The University of New Mexico (UNM) has suspended its fetal tissue research program as the school conducts an investigation regarding allegations that a tissue from an abortion has been misused.

The UNM Health Sciences Centers has confirmed that it has launched an investigation on how one researcher handled and processed a fetal tissue acquired from the local abortion clinic Southwestern Women's Options (SWO).

The university and the SWO have long been accused of violating the law over the transfer of fetal tissue for research. Among the accusers was a post-abortive woman named Jessica Duran, who said that SWO was not forthcoming about what would happen to her fetus.

Under current law, it is illegal to buy or sell fetal tissue, and there are other specific rules for how it can be used.

Allegations against UNM were first forwarded to New Mexico Attorney General Hector Balderas' office in 2016 by a special U.S. congressional committee created to investigate Planned Parenthood's alleged involvement in the sales of aborted baby body parts and the world of fetal tissue research.

The committee examined tissue procurement firms and research entities including UNM, and it produced a report citing 15 instances in which it provided information to U.S. and state authorities of possible violations of federal and state laws.

On Thursday, the office of the attorney general announced that it has found no violations of state law in its investigation over the transfer of fetal tissue.
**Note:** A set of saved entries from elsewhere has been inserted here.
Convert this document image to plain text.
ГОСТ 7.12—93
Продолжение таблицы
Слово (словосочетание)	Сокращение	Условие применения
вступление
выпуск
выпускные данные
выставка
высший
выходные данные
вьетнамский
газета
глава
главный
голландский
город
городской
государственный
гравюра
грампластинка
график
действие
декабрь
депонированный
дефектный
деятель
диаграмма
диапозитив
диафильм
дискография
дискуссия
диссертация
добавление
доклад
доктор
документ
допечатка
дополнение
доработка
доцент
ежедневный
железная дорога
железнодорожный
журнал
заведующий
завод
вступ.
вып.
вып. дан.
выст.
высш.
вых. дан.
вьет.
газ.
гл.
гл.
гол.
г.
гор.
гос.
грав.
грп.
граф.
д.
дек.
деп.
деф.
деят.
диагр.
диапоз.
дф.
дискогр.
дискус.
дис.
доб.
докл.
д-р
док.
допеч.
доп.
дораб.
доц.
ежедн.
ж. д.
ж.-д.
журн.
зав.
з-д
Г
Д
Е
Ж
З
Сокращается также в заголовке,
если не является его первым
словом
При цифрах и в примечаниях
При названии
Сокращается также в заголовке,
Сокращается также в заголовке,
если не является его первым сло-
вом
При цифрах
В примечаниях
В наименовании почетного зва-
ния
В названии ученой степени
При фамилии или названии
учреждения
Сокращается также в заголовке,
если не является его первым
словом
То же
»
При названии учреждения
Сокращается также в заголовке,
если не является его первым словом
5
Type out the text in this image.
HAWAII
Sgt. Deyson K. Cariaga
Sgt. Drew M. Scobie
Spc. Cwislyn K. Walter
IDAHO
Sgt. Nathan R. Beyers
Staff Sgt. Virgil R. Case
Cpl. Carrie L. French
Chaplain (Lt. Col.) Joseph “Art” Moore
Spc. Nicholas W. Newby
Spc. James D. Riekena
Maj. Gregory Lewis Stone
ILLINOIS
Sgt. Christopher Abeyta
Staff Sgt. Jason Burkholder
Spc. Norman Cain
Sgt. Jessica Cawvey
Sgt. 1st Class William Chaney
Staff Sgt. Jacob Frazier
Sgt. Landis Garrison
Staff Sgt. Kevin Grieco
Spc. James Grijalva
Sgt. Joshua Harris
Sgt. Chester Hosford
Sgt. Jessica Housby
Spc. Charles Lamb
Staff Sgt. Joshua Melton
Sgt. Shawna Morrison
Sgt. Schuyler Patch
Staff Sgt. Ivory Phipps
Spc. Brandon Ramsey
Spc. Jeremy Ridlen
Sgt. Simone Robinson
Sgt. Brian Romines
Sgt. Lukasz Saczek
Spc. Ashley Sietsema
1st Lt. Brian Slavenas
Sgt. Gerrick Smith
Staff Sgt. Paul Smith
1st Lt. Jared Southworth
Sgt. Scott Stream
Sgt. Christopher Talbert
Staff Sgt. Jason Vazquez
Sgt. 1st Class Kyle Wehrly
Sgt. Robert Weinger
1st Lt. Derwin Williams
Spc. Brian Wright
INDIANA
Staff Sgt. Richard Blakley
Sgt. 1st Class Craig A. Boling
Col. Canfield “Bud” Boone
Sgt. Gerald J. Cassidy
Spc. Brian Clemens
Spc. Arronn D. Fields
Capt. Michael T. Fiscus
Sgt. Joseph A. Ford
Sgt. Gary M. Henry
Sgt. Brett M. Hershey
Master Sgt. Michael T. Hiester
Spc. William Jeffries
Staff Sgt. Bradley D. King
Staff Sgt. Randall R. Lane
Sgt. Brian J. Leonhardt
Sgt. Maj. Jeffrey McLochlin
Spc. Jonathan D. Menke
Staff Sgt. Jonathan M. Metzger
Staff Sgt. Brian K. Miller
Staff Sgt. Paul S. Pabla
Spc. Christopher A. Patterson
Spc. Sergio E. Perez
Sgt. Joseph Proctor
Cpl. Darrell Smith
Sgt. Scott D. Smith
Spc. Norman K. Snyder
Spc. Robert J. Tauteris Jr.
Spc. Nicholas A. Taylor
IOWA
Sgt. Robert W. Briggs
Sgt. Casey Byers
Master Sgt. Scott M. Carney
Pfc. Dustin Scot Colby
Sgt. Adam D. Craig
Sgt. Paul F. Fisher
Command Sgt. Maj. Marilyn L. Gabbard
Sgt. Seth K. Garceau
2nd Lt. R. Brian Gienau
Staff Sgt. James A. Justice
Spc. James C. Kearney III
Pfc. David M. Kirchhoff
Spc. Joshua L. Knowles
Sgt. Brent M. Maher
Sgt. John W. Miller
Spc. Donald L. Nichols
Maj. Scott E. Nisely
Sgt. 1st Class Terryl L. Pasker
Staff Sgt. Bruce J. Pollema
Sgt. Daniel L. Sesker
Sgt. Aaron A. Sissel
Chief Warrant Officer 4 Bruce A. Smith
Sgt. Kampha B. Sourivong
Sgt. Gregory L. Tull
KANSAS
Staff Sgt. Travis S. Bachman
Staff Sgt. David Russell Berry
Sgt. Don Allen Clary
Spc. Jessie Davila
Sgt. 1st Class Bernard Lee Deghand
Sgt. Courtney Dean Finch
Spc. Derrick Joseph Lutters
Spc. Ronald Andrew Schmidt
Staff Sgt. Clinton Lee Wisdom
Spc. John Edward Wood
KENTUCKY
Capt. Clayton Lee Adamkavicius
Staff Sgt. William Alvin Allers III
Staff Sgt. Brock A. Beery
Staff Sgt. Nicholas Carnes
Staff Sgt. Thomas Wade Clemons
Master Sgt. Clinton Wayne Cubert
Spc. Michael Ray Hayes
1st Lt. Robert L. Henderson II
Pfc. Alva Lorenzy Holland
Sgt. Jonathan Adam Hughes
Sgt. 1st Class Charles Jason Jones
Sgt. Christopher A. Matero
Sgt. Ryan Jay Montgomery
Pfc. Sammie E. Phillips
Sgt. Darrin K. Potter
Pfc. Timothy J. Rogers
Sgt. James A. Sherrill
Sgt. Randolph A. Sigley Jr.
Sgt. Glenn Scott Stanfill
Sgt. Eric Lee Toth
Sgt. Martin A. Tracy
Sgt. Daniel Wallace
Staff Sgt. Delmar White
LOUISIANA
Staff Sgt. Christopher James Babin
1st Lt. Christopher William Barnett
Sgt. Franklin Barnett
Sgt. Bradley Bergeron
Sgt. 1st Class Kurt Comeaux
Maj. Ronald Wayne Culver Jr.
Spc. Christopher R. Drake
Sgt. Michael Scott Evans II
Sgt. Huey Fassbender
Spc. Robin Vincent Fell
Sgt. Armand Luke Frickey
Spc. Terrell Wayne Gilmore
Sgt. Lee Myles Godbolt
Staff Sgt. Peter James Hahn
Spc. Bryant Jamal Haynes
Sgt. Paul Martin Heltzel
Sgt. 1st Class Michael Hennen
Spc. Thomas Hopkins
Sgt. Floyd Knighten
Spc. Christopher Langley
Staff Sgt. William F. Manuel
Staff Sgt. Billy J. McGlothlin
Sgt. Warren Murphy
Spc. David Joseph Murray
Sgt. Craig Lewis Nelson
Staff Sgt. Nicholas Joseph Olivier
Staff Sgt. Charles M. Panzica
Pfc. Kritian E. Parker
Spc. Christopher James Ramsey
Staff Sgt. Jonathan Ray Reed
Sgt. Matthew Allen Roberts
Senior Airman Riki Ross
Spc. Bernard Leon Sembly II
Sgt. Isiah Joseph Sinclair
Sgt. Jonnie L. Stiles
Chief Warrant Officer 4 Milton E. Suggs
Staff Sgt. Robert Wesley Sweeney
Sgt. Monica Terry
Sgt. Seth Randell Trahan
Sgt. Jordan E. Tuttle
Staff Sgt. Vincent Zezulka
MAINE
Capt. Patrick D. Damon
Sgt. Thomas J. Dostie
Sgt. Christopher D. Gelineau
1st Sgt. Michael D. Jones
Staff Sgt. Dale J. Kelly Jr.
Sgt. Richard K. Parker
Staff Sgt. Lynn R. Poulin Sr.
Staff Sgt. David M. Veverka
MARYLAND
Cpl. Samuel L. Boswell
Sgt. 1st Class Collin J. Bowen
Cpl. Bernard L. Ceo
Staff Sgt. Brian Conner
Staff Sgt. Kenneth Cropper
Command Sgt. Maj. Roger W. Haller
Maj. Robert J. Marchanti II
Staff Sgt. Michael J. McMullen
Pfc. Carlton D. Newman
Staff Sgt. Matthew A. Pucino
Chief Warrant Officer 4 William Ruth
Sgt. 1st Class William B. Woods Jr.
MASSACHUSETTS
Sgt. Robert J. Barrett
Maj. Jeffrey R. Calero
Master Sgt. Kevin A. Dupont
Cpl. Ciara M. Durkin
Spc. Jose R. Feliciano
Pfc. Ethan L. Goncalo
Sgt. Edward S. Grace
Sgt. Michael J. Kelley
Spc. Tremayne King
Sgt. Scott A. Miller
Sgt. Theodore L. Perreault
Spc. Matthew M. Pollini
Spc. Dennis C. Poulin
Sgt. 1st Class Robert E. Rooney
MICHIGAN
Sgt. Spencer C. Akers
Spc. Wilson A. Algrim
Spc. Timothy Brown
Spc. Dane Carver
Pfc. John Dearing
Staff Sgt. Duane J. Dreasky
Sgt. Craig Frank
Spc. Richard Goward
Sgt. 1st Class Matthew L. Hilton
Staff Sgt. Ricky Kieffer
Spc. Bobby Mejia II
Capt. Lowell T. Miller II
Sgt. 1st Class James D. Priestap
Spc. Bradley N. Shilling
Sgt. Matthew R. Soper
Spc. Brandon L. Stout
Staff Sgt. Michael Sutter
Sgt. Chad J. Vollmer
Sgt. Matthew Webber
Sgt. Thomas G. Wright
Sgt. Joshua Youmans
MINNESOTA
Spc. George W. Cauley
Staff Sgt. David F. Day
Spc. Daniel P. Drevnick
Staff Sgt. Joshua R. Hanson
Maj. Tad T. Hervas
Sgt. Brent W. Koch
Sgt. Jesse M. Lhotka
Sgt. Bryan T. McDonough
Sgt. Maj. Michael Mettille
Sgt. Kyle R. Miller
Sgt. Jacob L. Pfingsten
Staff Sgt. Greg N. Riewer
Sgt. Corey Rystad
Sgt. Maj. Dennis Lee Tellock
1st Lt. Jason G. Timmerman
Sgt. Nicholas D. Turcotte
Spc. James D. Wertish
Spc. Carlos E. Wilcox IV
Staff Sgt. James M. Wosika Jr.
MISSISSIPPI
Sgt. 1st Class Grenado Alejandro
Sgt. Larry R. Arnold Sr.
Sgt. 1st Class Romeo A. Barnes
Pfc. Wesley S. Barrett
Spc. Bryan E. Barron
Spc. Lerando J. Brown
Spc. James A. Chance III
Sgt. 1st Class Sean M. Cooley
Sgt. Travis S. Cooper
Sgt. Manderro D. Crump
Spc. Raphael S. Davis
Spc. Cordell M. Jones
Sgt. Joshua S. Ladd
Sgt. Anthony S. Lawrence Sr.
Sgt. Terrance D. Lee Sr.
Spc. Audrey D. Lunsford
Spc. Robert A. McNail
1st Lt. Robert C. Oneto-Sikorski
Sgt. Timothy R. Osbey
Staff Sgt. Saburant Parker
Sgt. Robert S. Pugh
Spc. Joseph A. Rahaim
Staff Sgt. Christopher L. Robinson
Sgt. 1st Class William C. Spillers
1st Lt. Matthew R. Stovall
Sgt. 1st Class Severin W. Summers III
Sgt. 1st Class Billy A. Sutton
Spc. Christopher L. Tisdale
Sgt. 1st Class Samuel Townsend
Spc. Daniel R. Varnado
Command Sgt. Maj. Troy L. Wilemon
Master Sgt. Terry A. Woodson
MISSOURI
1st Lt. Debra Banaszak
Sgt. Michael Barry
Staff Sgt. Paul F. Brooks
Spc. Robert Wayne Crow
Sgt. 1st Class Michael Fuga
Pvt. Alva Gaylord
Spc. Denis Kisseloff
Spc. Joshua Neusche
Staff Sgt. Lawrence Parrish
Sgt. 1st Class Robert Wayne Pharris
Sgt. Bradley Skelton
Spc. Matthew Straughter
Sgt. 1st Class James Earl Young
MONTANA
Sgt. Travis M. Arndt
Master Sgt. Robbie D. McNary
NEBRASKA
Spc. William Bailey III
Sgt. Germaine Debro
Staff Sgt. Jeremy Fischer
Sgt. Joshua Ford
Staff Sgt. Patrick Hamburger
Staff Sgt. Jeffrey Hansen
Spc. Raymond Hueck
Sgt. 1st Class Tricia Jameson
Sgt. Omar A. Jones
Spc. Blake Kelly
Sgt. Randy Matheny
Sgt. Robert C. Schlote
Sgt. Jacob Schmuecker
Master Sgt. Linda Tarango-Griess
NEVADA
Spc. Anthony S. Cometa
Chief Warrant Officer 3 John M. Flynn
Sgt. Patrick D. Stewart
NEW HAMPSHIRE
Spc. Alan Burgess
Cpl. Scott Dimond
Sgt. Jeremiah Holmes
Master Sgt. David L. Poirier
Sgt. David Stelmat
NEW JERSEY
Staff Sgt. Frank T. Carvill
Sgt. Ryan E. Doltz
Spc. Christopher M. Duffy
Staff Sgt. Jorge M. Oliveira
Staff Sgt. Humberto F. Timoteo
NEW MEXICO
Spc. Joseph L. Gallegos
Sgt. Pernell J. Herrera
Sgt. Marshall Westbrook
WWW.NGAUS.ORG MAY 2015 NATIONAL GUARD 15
Balderas had ordered civil and criminal reviews but his office said that there was not enough evidence to indicate state violations. The investigation, however, was limited to state laws because Balderas had no jurisdiction over federal law. "We consider this matter closed," the attorney general's office said in a letter to pro-life group New Mexico Alliance for Life, which also made allegations against UNM.

The office also noted that the state law that governs research related to fetuses was never intended to regulate fetal tissue resulting from an abortion.

According to Life News, the university had suspended a researcher who was suspected of selling aborted baby body parts to a Michigan company.

Duran's attorney, Michael Seibel, said that he had just learned about the internal review at UNM Health Sciences. "This lady was suspended and barred from her lab in October according to reports and we're just finding out about it now through some sort of internal leak?" Seibel said.

Seibel is also questioning the investigation conducted by the attorney general's office, noting that his client has not been contacted by investigators.

He has accused the attorney general's office of protecting political special interests, but James Hallinan, a spokesman for Balderas, denied the allegation saying the office had conducted a thorough investigation that included interviews.